The result was the immediate rise of a profusion of radio and TV shows, unopposed, radical, political punditry obviously designed to appeal to fear and ignorance for the sake of ratings and political power. Limbaugh was one of the first, withing a couple of years, his show went was available at least 3 hours a day, 7 days a week. When he is confronted with confirmations of his lies, he claims that he is merely an entertainer and has no political influence on his audience. This is repeated among his ilk.

You’ve seen change, and the change in American attitude, rationale. You’ve witnessed it, ETpro and I have talked hours about it, pretty much every one over a certain age knows the change and when it happened. Abroad, in Europe, and even down here in the Lesser Antilles, the American citizen’s irrationality in voting against their own interests is only difficult to explain until you describe the media situation. Then they understand, especially the old ones. It is a tragedy that Americans themselves don’t see it.

\Shit. This is way too long, sorry.

Strauss's avatar

@Espiritus_Corvus No seed to apologize. Your comments are spot on.
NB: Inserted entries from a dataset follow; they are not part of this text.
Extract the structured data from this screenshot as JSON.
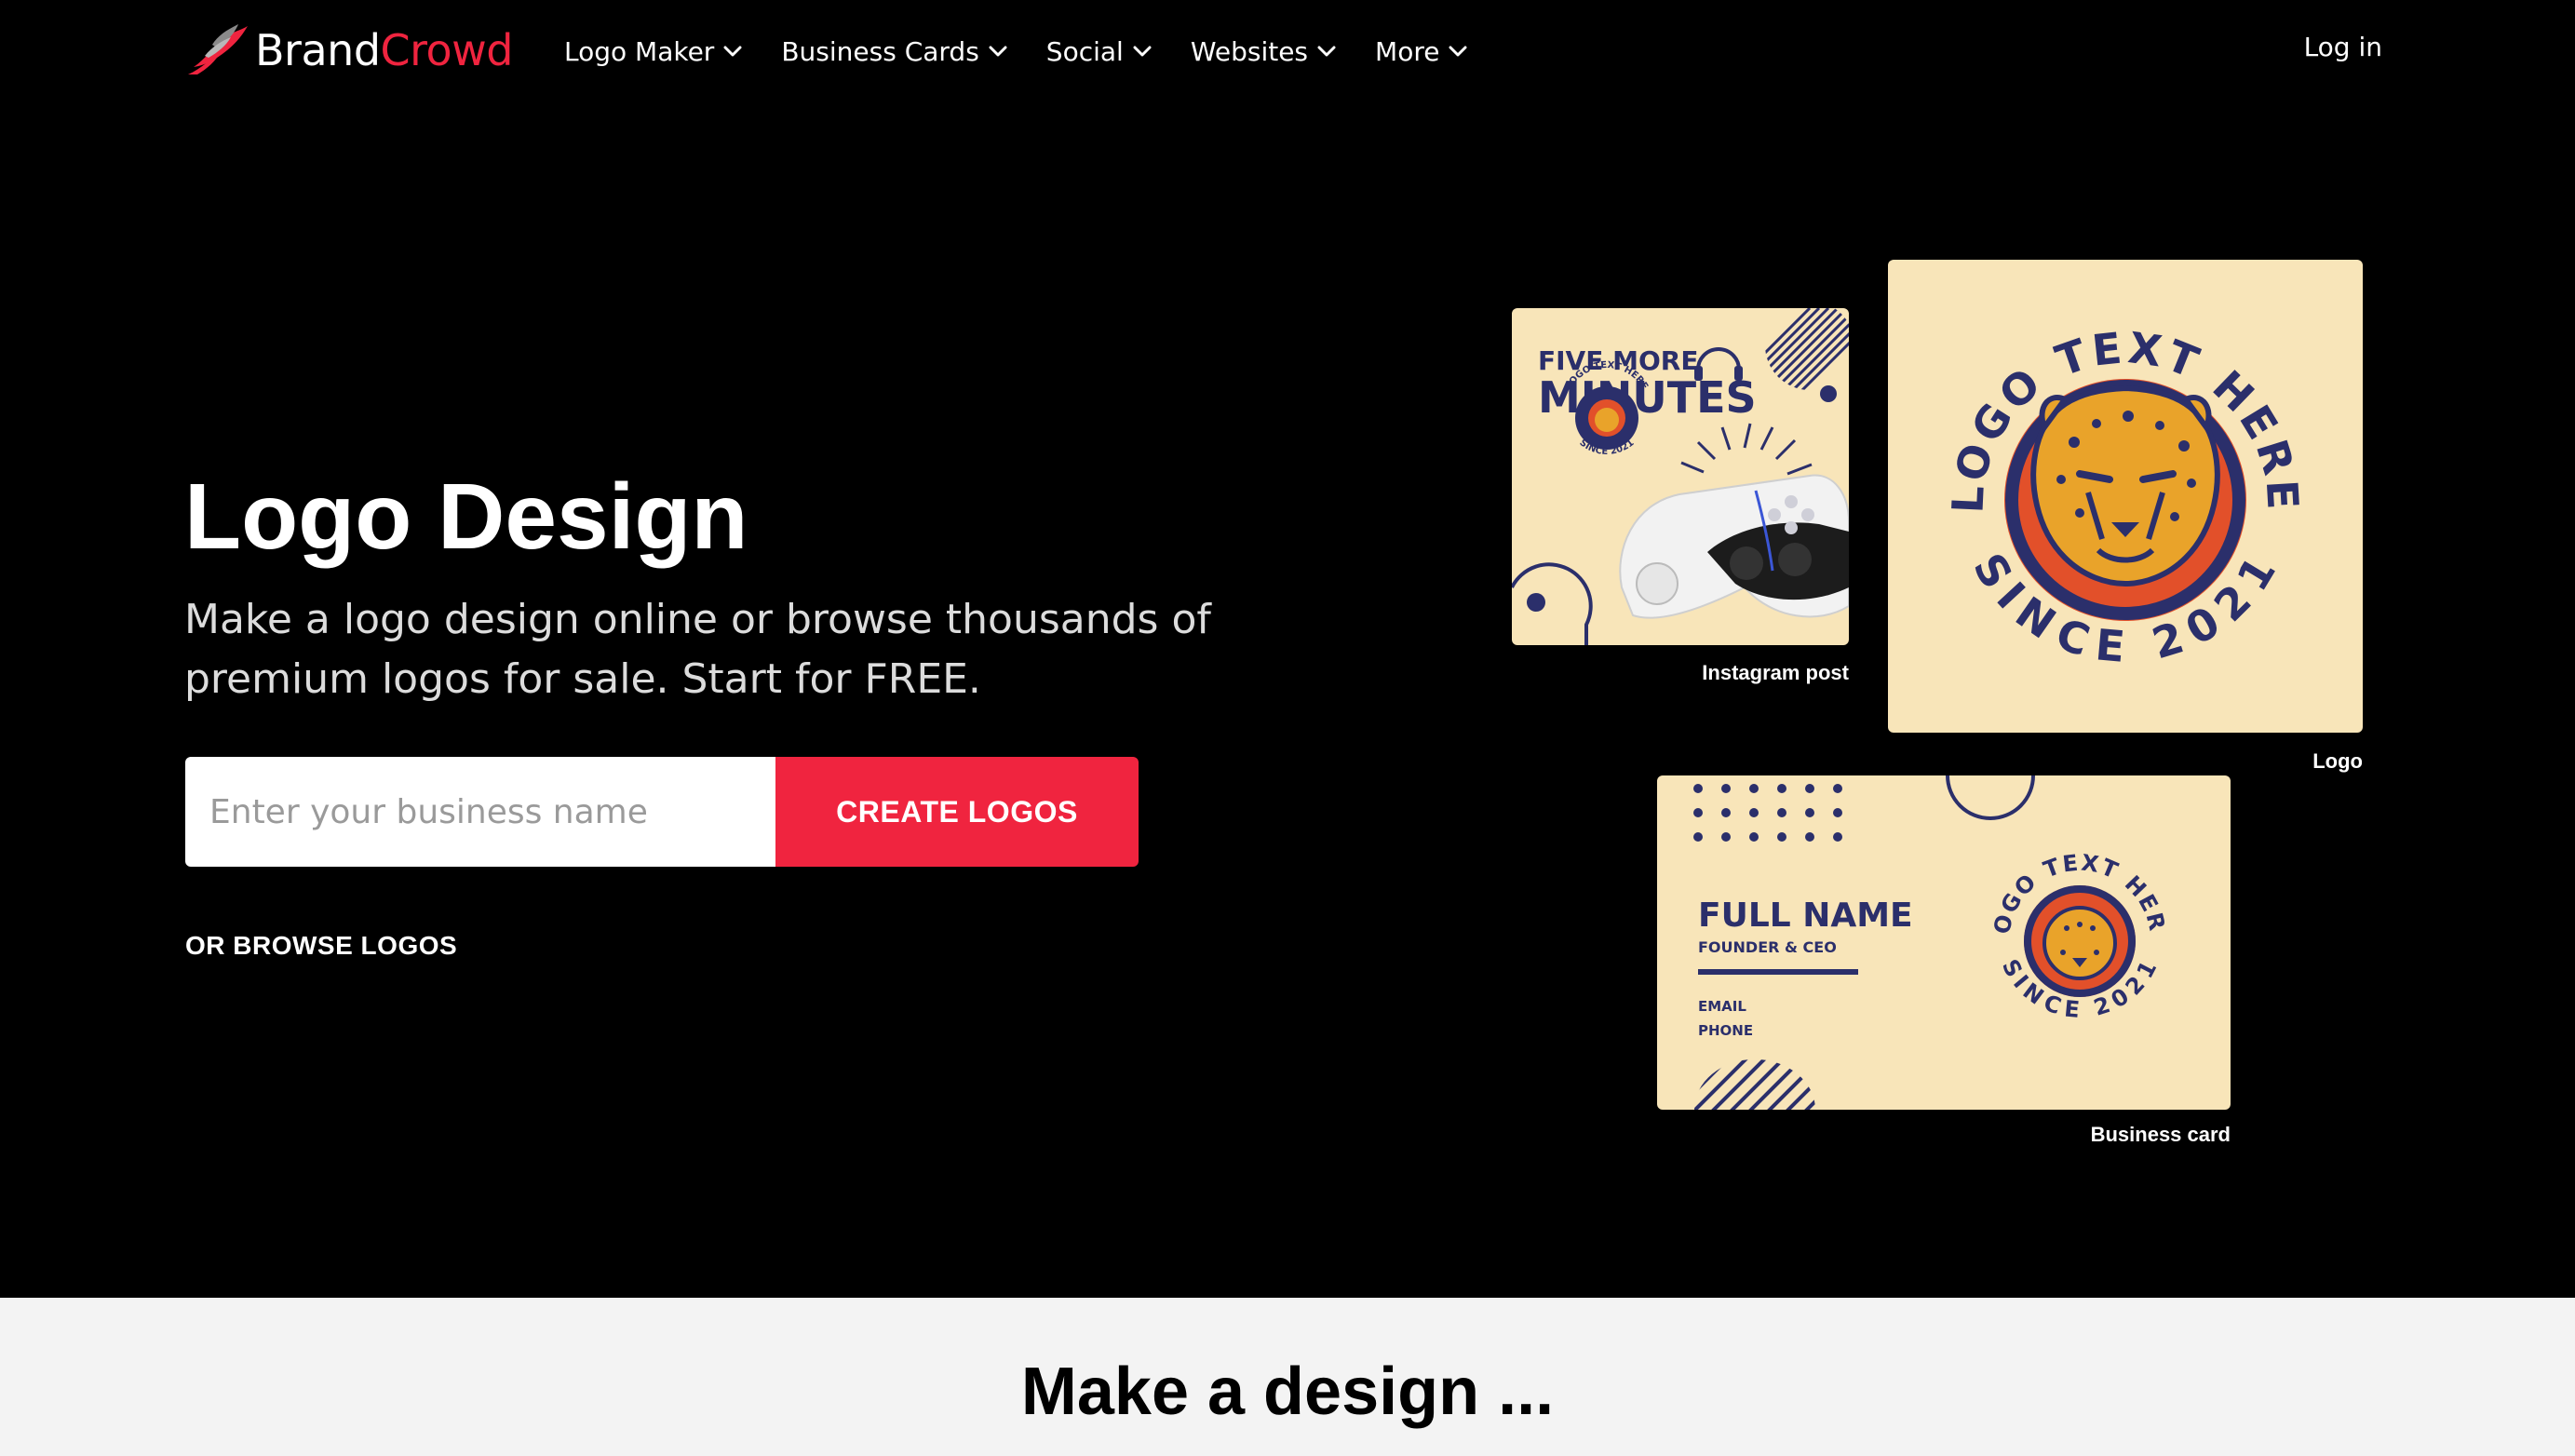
{
  "brand": {
    "part1": "Brand",
    "part2": "Crowd",
    "accent": "#f0243f"
  },
  "nav": {
    "items": [
      {
        "label": "Logo Maker"
      },
      {
        "label": "Business Cards"
      },
      {
        "label": "Social"
      },
      {
        "label": "Websites"
      },
      {
        "label": "More"
      }
    ],
    "login": "Log in",
    "dropdown_icon": "chevron-down-icon"
  },
  "hero": {
    "title": "Logo Design",
    "subtitle_line1": "Make a logo design online or browse thousands of",
    "subtitle_line2": "premium logos for sale. Start for FREE.",
    "input_placeholder": "Enter your business name",
    "input_value": "",
    "cta": "CREATE LOGOS",
    "browse": "OR BROWSE LOGOS"
  },
  "mockups": {
    "instagram": {
      "caption": "Instagram post",
      "line1": "FIVE MORE",
      "line2": "MINUTES",
      "badge_top": "LOGO TEXT HERE",
      "badge_bottom": "SINCE 2021"
    },
    "logo": {
      "caption": "Logo",
      "top_text": "LOGO TEXT HERE",
      "bottom_text": "SINCE 2021"
    },
    "business_card": {
      "caption": "Business card",
      "name": "FULL NAME",
      "role": "FOUNDER & CEO",
      "email": "EMAIL",
      "phone": "PHONE",
      "badge_top": "LOGO TEXT HERE",
      "badge_bottom": "SINCE 2021"
    },
    "colors": {
      "cream": "#f8e5b9",
      "navy": "#2b2f6b",
      "orange": "#e2502a",
      "gold": "#e9a32a"
    }
  },
  "section": {
    "heading": "Make a design ..."
  }
}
Another thing that devolved almost hand-in-hand with the fairness doctrine is regulation concerning consolidation of ownership of media outlets. Up until the “Telecommunications Act of 1996”: FCC regulations set limits on the number and types of media outlets any one entity could own, both in a given market, and also throughout the US. An example of this was WGN in Chicago, the market where I grew up. WGN was owned by the same company that owned The Chicago Tribune, which had a slogan of ”W orld’s G reatest N ewspaper”. That company, under the older regulations, could only own one each of TV, AM radio, FM radio and newspaper. After the deregulation of 1996 there were many other players in the game, as well as the new kids on the block, Cable- and satellite-only channels and the Internet. Then came the mergers and acquisitions. Right now, Clear Channel is the number one in outlets across all media.

To it’s credit, Clear Channel is formatting not only conservative-leaning talk shows (like Rush Limbaugh, Mark Levin and Sean Hannity), but also has stations that feature such progressive shows like Ed Schultz, Randi Rhodes, Thom Hartmann and Bill Press, although Clear Channel seems to be eliminating the progressive format in many markets.

This consolidation of ownership of media is problematic when it comes to news neutrality.

Sadly, it doesn’t surprise me that Americans are influenced to vote against their own best interests.

KNOWITALL's avatar

@Yetanotheruser And Clear Channel is notoriously NOT a news heavy entity. It’s heavily discouraged in the workplace or on-air as ‘controversial’.

Strauss's avatar

@KNOWITALL Yeah, more controversial than Limbaugh, Levin or Hannity!

KNOWITALL's avatar

@Yetanotheruser I’m sure you know more about it than I do—(chuckle).

Strauss's avatar

What, the news, or controversy?

I have a little experience in both…reading the news on the air and promoting controversy!!